MG: It’s all about having a clearly outlined and shared strategy for what needs to be done. In our experience, we’ve found that cities are often highly motivated to enhance their existing infrastructure and mobility systems. But taking the first step in building out a MaaS network requires keeping track of many moving parts, which is why it’s important to have a clear plan in place that highlights what infrastructure needs to be built, how multiple mobility agents are going to work together, and how mobility users’ needs are being addressed. We also noticed that it’s often easier for cities to work with private technology partners to set up the best MaaS networks. We provide cities with as many updates and iterations of our products as possible. As we support research and development costs directly, they can focus their efforts on enhancing available infrastructure.
What is Voi’s strategy for attracting more users onto its app?
FH: Since we began operations in 2018, we’ve grown in leaps and bounds, and learned a lot along the way. We currently provide shared e-scooter services to more than 50 cities in 11 countries across Europe, where we’ve served over 35 million rides to six million users to date. We continually built on our experiences in working with local authorities, scaling e-scooter operations, and committing to the safety and education of all road users to advance micro-mobility.
Our riders are at the centre of our services — through our focus on the research, partnerships, and initiatives that promote safety, rider education, accessibility, affordability, and sustainability. These are the topics that resonate with people, and they play a huge part in retaining and attracting users.
How can companies make MaaS more appealing to consumers?
MG: This is the million-dollar question. We believe that to really get people to use MaaS in “real life”, mobility systems have to be coherent and functional enough to appeal to many people. That means creating digital services that are convenient, flexible, and easy-to-use; offering new innovations that can move us towards climate neutrality, such as mobility budgets (which are popular amongst users and have been proven to help cities and companies meet their sustainability goals); and providing a variety of options so that everybody’s unique needs are met.

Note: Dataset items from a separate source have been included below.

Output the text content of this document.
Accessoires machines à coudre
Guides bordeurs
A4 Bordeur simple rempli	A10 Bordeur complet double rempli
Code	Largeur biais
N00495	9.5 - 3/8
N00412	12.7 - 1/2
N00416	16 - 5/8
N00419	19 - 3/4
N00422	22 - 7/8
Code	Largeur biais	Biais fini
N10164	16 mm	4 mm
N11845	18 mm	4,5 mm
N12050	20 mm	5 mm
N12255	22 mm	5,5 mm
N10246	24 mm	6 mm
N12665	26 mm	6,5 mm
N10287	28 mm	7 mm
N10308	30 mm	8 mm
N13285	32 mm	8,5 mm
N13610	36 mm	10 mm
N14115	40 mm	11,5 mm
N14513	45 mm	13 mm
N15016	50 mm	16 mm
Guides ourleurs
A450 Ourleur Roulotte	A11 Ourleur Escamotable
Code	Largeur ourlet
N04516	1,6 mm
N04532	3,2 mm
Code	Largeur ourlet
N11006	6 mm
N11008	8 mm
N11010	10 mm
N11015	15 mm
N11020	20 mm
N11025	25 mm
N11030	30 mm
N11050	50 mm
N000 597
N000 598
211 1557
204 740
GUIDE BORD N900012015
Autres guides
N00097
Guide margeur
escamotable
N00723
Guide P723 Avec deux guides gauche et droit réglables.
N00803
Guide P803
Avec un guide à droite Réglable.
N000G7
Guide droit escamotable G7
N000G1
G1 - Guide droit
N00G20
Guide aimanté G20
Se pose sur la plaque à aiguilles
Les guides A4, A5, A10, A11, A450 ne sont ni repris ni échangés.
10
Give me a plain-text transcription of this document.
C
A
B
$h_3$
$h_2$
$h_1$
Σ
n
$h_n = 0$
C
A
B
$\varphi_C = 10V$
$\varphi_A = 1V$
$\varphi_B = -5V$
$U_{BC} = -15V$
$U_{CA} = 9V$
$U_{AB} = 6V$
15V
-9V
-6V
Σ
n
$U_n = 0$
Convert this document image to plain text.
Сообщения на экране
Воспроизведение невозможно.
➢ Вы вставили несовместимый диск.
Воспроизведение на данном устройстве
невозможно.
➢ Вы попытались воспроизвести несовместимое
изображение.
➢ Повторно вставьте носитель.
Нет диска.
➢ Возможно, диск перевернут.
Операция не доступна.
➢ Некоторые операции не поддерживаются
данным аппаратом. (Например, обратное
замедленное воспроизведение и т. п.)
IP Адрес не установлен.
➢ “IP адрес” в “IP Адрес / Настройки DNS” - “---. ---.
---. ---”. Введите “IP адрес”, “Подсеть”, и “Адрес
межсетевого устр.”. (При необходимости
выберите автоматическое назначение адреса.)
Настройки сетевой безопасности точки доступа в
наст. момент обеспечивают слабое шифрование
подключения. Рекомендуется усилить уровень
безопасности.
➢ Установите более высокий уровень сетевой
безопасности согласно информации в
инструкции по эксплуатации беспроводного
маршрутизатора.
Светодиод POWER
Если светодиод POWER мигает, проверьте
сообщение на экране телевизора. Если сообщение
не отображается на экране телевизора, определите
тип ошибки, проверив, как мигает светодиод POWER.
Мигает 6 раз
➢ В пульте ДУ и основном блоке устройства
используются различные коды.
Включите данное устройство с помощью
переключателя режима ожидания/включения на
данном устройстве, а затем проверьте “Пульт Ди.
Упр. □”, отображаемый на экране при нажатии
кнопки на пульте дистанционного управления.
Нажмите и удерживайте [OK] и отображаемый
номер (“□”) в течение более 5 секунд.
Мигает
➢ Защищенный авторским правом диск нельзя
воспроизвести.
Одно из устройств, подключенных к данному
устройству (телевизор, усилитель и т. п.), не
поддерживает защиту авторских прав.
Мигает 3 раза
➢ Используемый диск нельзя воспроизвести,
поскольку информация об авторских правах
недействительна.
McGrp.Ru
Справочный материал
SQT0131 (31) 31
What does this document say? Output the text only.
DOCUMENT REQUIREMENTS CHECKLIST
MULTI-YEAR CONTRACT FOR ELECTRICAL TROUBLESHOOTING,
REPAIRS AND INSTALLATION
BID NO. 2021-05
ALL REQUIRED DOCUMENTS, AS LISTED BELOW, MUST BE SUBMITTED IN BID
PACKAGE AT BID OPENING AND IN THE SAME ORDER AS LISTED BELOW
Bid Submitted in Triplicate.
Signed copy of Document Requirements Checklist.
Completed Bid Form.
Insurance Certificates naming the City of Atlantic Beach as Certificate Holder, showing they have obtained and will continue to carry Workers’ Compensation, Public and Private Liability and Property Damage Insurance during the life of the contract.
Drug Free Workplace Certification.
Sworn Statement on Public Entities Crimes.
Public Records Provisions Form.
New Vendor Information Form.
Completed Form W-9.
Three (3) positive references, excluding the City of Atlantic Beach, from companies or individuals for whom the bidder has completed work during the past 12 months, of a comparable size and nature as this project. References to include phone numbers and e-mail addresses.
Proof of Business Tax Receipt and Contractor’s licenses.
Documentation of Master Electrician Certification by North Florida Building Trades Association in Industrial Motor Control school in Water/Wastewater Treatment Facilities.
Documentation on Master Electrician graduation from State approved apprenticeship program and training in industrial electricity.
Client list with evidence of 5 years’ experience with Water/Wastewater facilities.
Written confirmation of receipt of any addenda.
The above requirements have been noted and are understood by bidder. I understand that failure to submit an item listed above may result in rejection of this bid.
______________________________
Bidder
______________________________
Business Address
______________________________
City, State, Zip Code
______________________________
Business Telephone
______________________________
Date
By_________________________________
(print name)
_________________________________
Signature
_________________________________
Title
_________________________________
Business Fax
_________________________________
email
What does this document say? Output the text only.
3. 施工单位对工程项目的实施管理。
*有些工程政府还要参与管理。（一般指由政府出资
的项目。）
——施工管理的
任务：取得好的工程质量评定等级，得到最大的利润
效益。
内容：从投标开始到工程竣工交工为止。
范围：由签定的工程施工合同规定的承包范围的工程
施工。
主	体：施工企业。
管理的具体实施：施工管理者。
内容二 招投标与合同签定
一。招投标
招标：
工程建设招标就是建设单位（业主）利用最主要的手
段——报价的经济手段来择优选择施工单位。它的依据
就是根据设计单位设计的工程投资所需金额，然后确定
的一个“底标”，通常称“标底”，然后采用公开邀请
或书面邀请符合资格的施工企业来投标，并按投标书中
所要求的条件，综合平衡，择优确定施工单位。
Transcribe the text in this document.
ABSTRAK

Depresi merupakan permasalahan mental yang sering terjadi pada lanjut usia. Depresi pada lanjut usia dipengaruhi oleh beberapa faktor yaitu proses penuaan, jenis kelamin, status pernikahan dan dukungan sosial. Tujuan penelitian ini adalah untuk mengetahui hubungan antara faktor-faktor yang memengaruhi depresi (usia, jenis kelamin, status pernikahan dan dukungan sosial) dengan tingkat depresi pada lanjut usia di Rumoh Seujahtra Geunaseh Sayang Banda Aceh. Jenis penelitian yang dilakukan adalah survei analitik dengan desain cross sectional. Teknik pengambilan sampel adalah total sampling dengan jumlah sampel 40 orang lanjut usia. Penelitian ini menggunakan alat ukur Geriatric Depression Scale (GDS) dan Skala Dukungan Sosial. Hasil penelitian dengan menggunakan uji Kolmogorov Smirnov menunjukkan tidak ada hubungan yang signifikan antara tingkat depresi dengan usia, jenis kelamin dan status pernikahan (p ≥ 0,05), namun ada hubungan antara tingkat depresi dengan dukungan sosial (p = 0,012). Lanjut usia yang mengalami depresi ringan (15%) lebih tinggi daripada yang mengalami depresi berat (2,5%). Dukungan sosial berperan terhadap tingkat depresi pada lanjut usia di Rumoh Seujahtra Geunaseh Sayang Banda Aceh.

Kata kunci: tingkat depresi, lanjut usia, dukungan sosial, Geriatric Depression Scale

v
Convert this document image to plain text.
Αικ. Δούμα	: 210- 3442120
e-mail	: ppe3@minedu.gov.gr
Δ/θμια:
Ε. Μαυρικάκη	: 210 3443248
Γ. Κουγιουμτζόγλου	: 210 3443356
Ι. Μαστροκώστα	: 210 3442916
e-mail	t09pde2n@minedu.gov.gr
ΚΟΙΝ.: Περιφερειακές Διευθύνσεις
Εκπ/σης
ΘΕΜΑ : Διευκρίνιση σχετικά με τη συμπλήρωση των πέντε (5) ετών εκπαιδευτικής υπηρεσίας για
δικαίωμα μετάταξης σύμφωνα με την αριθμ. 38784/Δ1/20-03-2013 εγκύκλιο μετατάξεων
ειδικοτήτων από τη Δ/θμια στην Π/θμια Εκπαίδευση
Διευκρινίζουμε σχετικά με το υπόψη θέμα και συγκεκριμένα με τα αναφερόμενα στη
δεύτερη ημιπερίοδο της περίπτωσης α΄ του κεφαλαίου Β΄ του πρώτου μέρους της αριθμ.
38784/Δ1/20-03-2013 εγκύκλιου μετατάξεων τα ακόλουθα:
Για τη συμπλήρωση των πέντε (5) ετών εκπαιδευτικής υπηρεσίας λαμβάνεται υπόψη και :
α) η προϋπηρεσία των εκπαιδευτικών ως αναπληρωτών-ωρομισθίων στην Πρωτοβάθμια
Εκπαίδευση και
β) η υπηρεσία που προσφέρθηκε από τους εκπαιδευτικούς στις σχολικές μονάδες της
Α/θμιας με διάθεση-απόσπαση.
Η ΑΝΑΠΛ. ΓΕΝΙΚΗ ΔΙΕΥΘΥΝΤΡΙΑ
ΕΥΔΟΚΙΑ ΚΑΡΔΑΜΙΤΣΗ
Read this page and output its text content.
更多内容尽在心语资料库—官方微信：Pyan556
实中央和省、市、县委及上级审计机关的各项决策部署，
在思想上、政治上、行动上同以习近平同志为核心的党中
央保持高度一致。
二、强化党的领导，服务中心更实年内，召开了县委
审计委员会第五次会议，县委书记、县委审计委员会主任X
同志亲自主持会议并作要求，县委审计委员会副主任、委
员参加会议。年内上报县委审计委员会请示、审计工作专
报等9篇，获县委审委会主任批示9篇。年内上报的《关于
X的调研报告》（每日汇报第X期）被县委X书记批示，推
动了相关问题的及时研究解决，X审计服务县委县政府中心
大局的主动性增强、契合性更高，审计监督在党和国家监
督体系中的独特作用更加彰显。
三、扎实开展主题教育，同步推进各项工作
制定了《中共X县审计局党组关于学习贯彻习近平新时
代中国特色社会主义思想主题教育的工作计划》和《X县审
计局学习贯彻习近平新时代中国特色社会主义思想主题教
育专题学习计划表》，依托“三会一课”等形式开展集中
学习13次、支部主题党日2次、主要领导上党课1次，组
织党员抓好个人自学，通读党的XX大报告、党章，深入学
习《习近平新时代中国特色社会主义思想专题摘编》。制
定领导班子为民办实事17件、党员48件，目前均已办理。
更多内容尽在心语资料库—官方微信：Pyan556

This balancing act is a huge part of what we’re working on at Trafi. On the one hand, we’re building MaaS systems that people genuinely enjoy using in their daily lives, and on the other, we’re helping cities reimagine their transport systems to be future-proofed and sustainably designed. In simple terms, we want to make MaaS the best transport option available for the most people possible – including future generations to come.